Since graduating with the Class of 2015, Notre Dame continues to invest in my public interest career through their generous fellowship program and loan repayment assistance program. I am currently a Thomas L. Shaffer Fellow with the Legal Assistance Foundation of Chicago. I work on cases educating and representing human trafficking victims seeking immigration visas as well as helping with domestic violence issues and access to healthcare.

Thanks to the education I received and confidence I developed at Notre Dame Law School, I am able to provide immigrant communities in Chicago with legal assistance that acknowledges the human dignity inherent in every individual. I have realized my goal of becoming a different kind of lawyer, and could not have succeeded without the support and guidance of Notre Dame Law School.

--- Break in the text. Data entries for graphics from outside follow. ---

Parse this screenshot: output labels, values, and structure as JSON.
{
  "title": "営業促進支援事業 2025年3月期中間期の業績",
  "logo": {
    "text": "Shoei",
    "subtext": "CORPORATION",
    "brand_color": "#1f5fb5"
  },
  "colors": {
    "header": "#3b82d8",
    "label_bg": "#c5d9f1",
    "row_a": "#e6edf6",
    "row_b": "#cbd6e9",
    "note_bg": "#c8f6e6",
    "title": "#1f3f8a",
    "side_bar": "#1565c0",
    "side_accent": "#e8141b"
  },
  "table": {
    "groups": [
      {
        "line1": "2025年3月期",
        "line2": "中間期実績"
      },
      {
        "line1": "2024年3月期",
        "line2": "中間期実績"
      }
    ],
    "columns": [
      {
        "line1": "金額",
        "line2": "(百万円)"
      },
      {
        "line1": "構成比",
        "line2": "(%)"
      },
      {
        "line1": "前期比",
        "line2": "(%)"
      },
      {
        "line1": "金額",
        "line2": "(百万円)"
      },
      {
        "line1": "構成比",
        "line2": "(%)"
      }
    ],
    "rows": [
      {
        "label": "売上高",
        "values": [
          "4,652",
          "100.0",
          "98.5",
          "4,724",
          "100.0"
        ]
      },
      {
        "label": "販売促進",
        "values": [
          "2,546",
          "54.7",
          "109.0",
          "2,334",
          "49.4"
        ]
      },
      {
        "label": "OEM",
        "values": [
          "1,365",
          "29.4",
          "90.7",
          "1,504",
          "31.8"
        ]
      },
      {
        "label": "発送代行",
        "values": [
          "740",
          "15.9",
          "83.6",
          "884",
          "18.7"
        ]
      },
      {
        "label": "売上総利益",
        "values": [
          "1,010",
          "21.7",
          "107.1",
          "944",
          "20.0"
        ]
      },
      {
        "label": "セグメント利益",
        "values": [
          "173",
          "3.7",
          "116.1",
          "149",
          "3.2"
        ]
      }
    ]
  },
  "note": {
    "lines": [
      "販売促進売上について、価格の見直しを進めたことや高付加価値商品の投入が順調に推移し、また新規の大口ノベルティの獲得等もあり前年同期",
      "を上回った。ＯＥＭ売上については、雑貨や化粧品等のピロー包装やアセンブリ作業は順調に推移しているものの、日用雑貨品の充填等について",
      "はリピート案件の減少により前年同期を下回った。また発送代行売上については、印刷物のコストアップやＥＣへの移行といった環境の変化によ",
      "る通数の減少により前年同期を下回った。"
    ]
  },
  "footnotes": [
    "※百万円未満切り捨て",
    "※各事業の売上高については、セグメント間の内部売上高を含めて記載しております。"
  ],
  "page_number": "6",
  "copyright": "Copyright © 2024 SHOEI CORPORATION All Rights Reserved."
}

Originally from Michigan, Passinault earned a bachelors degree in international studies and women and gender studies from Loyola University of Chicago in 2009 and a J.D. from the University of Notre Dame in 2015. Before beginning law school, Passinault interned at Amnesty International and the Cook County Commission on women’s Issues. She also worked as a safe exchange facilitator, a tax assessment case assistant, a court advocate and both a risk-management analyst and client service specialist for Willis Towers Watson. During law school, Passinault served as a law clerk for the Cook County State’s Attorney and a summer associate at Varnum Attorneys at Law. She was member of the Journal of Law, Ethics, and Public Policy and Notre Dame Women in Law as well as a participant of the Galilee program. As one of the most recent recipients of the Shaffer Fellowship, she currently works for the Legal Assistance Foundation of Chicago within the immigrants and workers’ rights practice group.